A sandwich is a snack that, on the face of it, is so simple, but when you look deeper into the subject, there’s a vast potential for disaster. Basically, a sandwich is bread, butter or some other spread, and filling, and that’s where the problems can arise. Each component has to be just right for the perfect sandwich. This is what’s in my favourite Spanish sandwich.
Obviously, you can’t have a sandwich without bread – if there’s no bread, there’s no sandwich. But what type of bread? For my favourite sandwich, there’s only one possible choice. Fresh wholemeal or granary bread, and it has to be ready sliced.
I don’t mind uneven slices of bread to go with soup or salad, but if it’s a sandwich, I want it nice and level, not looking like a roller coaster made from bread. It’s almost impossible to slice a loaf evenly, unless you have a machine to do it, and the bakery’s machine is more efficient than anything I can ever come up with.
I don’t do butter these days. Living in Spain, bread is served with just about everything except butter, which is mainly used in cooking. We have olive oil, ali oli or tomato salsa with bread, and I carry this over into my sandwiches. I make my own ali oli with low fat mayonnaise, minced or grated fresh garlic, and a little lemon juice and chopped fresh parsley. The lemon juice adds a tang, and the parlsey tones down the effects of garlic on the breath.

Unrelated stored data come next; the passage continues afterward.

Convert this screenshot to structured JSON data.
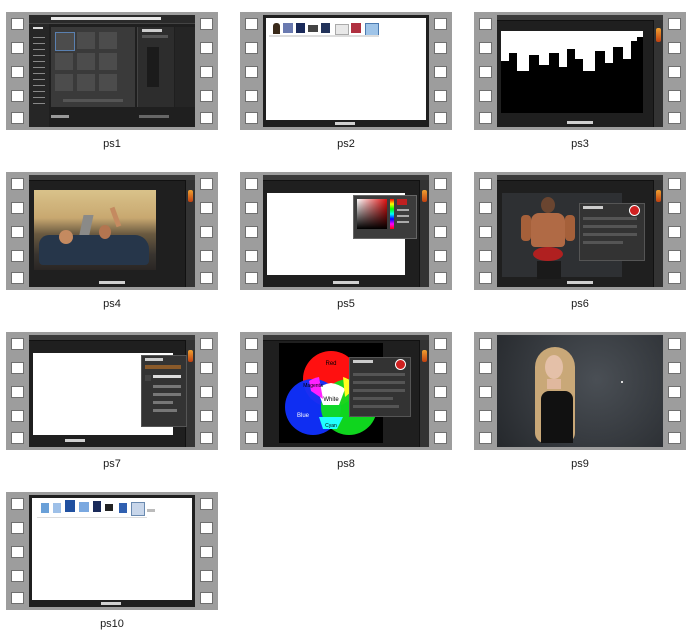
{
  "items": [
    {
      "caption": "ps1"
    },
    {
      "caption": "ps2"
    },
    {
      "caption": "ps3"
    },
    {
      "caption": "ps4"
    },
    {
      "caption": "ps5"
    },
    {
      "caption": "ps6"
    },
    {
      "caption": "ps7"
    },
    {
      "caption": "ps8"
    },
    {
      "caption": "ps9"
    },
    {
      "caption": "ps10"
    }
  ],
  "ps8_venn": {
    "red": "Red",
    "magenta": "Magenta",
    "white": "White",
    "blue": "Blue",
    "cyan": "Cyan"
  },
  "colors": {
    "film_gray": "#9d9d9d",
    "frame_dark": "#1f1f1f",
    "accent_orange": "#e07a20"
  }
}
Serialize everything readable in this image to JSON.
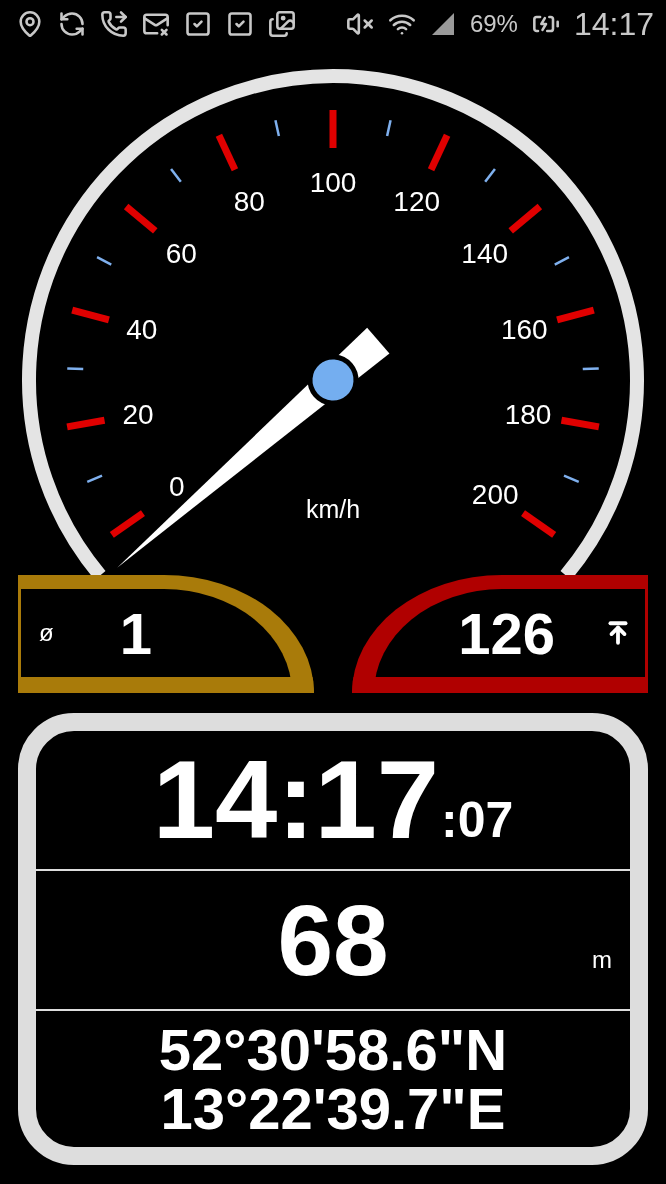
{
  "status_bar": {
    "battery": "69%",
    "time": "14:17"
  },
  "gauge": {
    "scale_labels": [
      "0",
      "20",
      "40",
      "60",
      "80",
      "100",
      "120",
      "140",
      "160",
      "180",
      "200"
    ],
    "unit": "km/h"
  },
  "average": {
    "symbol": "ø",
    "value": "1"
  },
  "maximum": {
    "value": "126"
  },
  "clock": {
    "time": "14:17",
    "seconds": ":07"
  },
  "altitude": {
    "value": "68",
    "unit": "m"
  },
  "coordinates": [
    "52°30'58.6\"N",
    "13°22'39.7\"E"
  ]
}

My tomato salsa is simply grated fresh tomato, with a splash of olive oil and freshly ground black pepper. Use a grater with a dish or bowl beneath, and place a whole fresh tomato, pointed end down, on the grater, or cut it in half first. Apply just a little pressure, and the skin will peel back as you grate, forming a protective layer for your fingertips as you work through the tomato. I usually make a big batch of ali oli and salsa, as it keeps well in the fridge for several days.
I’ll use one or other of these on my sandwich, but if we’re talking my favourite sandwich, it’s ali oli on one slice of bread and tomato salsa on the other.
No contest here – it has to be tuna. The tinned tuna we buy in Spain seems so much chunkier that that available in England. It’s usually in olive oil or sunflower oil, but because it’s so thick and chunky, you can drain almost every vestige of oil away with no problem, if you’re concerned about your fat intake. Once the tuna’s in place – always on the bread with ali oli – it’s time for the crowning glory. That’s a liberal scattering of cold, tinned sweetcorn, topped with thin slices of cucumber. A little extra freshly ground black pepper – I just love it – and then the bread with tomato salsa tops the whole sandwich off.
It takes much less time to make my favourite sandwich than it’s taken to write about it. It’s a healthy lunch or supper choice, based on the Mediterranean way of eating. My mouth’s watering just thinking about it. Time for a sandwich break, I think!